CAP Theorem

Very important w.r.t. distributed databases.
• C – consistency
• A – availability
• P – partition tolerance

CAP theorem says that out of these 3, we can only get 2.
There is no way we can design a system with all 3 features as guarantee.
We have to decide our system based on our requirements – which feature we are Ok not having.

Based on above, we have 3 kinds of systems –
• CA system – consistency and availability
• AP System – availability and partition tolerance
• CP system – consistency and partition tolerance

Consistency

It means each node will hold the latest value.
Whenever we seek result, we shall get latest value not older one.
Eg – sending message to someone on WhatsApp; if that person is not connected to internet, that person shall not get any garbage info depicting that message until the time he connects back to internet. Instead, we shall give him correct data.
We have to exactly give data which is latest. Eg - chat application. We don’t want to give stale info or garbage info to message sender. Rather there will be a timeout and status get updated as soon as receiver receives message.
Similarly, in banking, consistency is priority. If bank doesn’t know latest balance it will deny transaction. It is ok to deny transaction if it is doubtful – but cannot allow transactions.
So, in banking we need consistency.
Consistency means ->
- Latest value is shown, and it is a guarantee that value shown is latest

Availability

System should always give a response no matter what.
Even if it is not sure that value is latest, it will return something. The system won’t timeout, the system won’t error out.
To make sure system always gives response or do not error out, we need to compromise on one thing – that we cannot have consistency. Sometimes we give old data.

Partition tolerance

It states that a system will continue to operate even when there is network or partition failure. Even if system gets disconnected, it will continue to operate.

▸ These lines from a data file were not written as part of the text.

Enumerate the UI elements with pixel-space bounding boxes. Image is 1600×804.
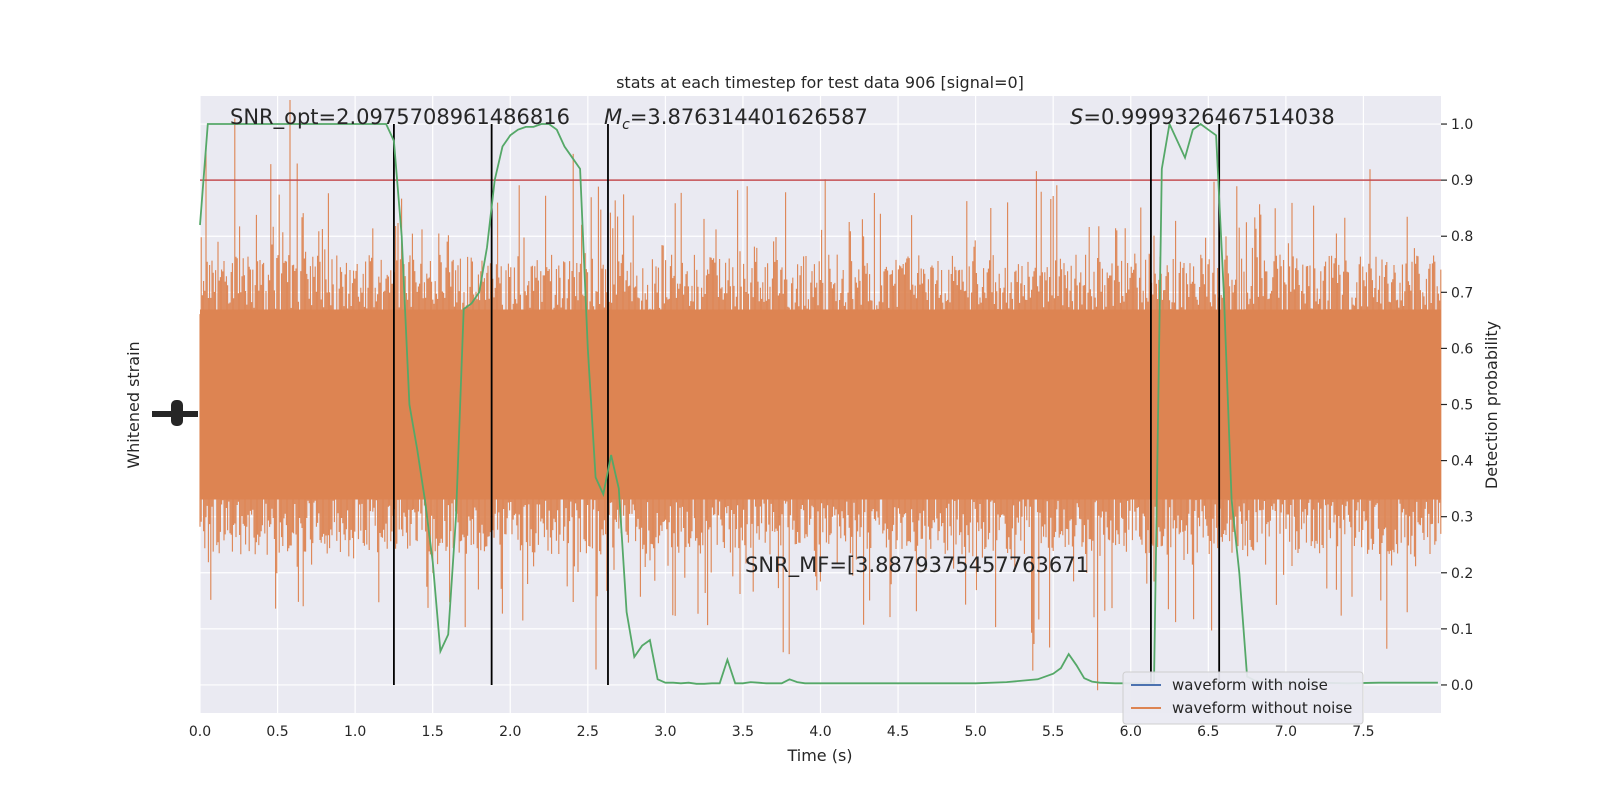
legend-label-without-noise: waveform without noise (1172, 699, 1352, 717)
y-tick-label: 1.0 (1451, 117, 1473, 133)
x-tick-label: 2.5 (577, 724, 599, 740)
y-tick-label: 0.9 (1451, 173, 1473, 189)
x-tick-label: 4.5 (887, 724, 909, 740)
y-tick-label: 0.7 (1451, 285, 1473, 301)
s-annotation: S=0.9999326467514038 (1070, 105, 1335, 129)
vertical-markers (393, 124, 1221, 685)
x-tick-label: 3.0 (654, 724, 676, 740)
x-axis-label: Time (s) (786, 746, 852, 765)
left-axis-ticks (152, 400, 198, 426)
y-tick-label: 0.0 (1451, 678, 1473, 694)
x-tick-label: 0.5 (266, 724, 288, 740)
noise-core (200, 309, 1441, 500)
y-tick-label: 0.5 (1451, 398, 1473, 414)
x-tick-label: 7.5 (1352, 724, 1374, 740)
x-tick-label: 6.5 (1197, 724, 1219, 740)
x-tick-label: 5.5 (1042, 724, 1064, 740)
chirp-mass-annotation: Mc=3.876314401626587 (604, 105, 868, 133)
y-tick-label: 0.8 (1451, 229, 1473, 245)
y-axis-left-label: Whitened strain (124, 341, 143, 468)
legend-box (1122, 671, 1364, 725)
x-tick-label: 1.5 (422, 724, 444, 740)
snr-opt-annotation: SNR_opt=2.0975708961486816 (230, 105, 570, 130)
x-tick-label: 4.0 (809, 724, 831, 740)
probability-line (199, 120, 1438, 685)
x-tick-label: 3.5 (732, 724, 754, 740)
legend-label-with-noise: waveform with noise (1172, 676, 1328, 694)
y-tick-label: 0.1 (1451, 622, 1473, 638)
chart-title: stats at each timestep for test data 906… (616, 73, 1024, 92)
x-tick-label: 0.0 (189, 724, 211, 740)
x-tick-label: 2.0 (499, 724, 521, 740)
y-tick-label: 0.2 (1451, 566, 1473, 582)
legend: waveform with noise waveform without noi… (1122, 671, 1364, 725)
y-tick-label: 0.6 (1451, 341, 1473, 357)
x-tick-label: 5.0 (964, 724, 986, 740)
y-tick-label: 0.4 (1451, 454, 1473, 470)
y-tick-label: 0.3 (1451, 510, 1473, 526)
y-axis-right-label: Detection probability (1482, 321, 1501, 489)
x-tick-label: 1.0 (344, 724, 366, 740)
x-tick-label: 6.0 (1120, 724, 1142, 740)
y-right-ticks: 0.0 0.1 0.2 0.3 0.4 0.5 0.6 0.7 0.8 0.9 1.0 (1441, 117, 1473, 694)
snr-mf-annotation: SNR_MF=[3.8879375457763671 (745, 553, 1089, 578)
x-ticks: 0.0 0.5 1.0 1.5 2.0 2.5 3.0 3.5 4.0 4.5 5.0 5.5 6.0 6… (189, 724, 1375, 740)
x-tick-label: 7.0 (1275, 724, 1297, 740)
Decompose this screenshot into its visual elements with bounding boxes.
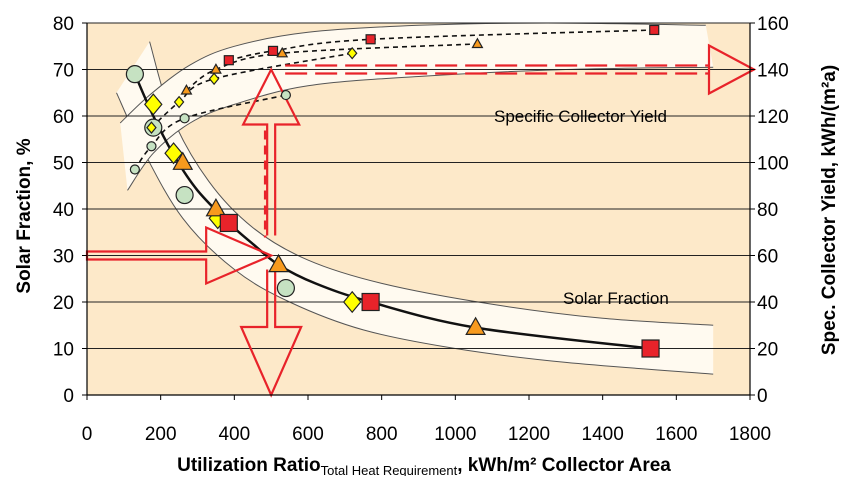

CAP Theorem w.r.t Distributed Systems

CAP theorem applies to distributed systems that store data.
CAP theorem states that it is impossible for a distributed data store to simultaneously provide more than 2 out of 3 guarantees, namely consistency, availability, and partition tolerance.
Consistency guarantees that every node in the distributed system returns the same most successful and recent write
Availability is when every requires receives a response without the guarantee that it contains the most recent write
Partition tolerance is when the system continues to function and upholds guarantees in spite of network failures.

CA – provided by RDBMS systems
We won’t discuss CA further

We focus on AP and CP.
Why – when we talk about distributed systems, we need to ensure partition tolerance is there.
So, the tradeoff is always between availability and consistency. We have to choose one or the other.

NoSQL systems store data in a distributed manner across a cluster of interconnected machines and provide network partitioning.
There are 2 flavors of NoSQL databases that provide different set of guarantees –
- CP – HBase and MongoDB
- AP – Cassandra and DynamoDB

CP – Eg - chat application. We don’t want to give stale info or garbage info to message sender. Rather there will be a timeout and status get updated as soon as receiver receives message.
Likewise in banking application, we need CP -> GooglePay and Paytm gives error as consistency is important.

AP – MMT travel portal.

Cases where we chose Consistency over Availability.
We want latest results. If results are not latest give error or timeout.
Eg – chat application, UPI, banking etc.

Cases where we prefer availability over consistency.
We want immediate results even if it is not the latest.
Eg – MMT booking hotel on it –
It shows a price, but system isn’t able to confirm if rates are latest or not. It tries to go with earlier result. Here we don’t want to error or timeout to customer as it will degrade user experience.

Proving CAP Theorem by Contradiction Approach

Let us try to provide cap theorem by contradiction.

Consider a case wherein we have 2 node cluster and each maintaining an initial value for object O with initial value v0.

Now, both nodes have a copy of vO with them

Then if network failure happens, then client request comes in such that it updates value of Object v0 to v1 on G1.

Now, another client comes in, and connects to G2 machine and pulls value of object O, and it gets vO and not v1 which is latest. If you want to be consistent, the system should wait until network gets restored. So, there will be a timeout if you want to be consistent.

This contradicts our all 3 guarantees.

CAP theorem proved.

Note network partition means network failure.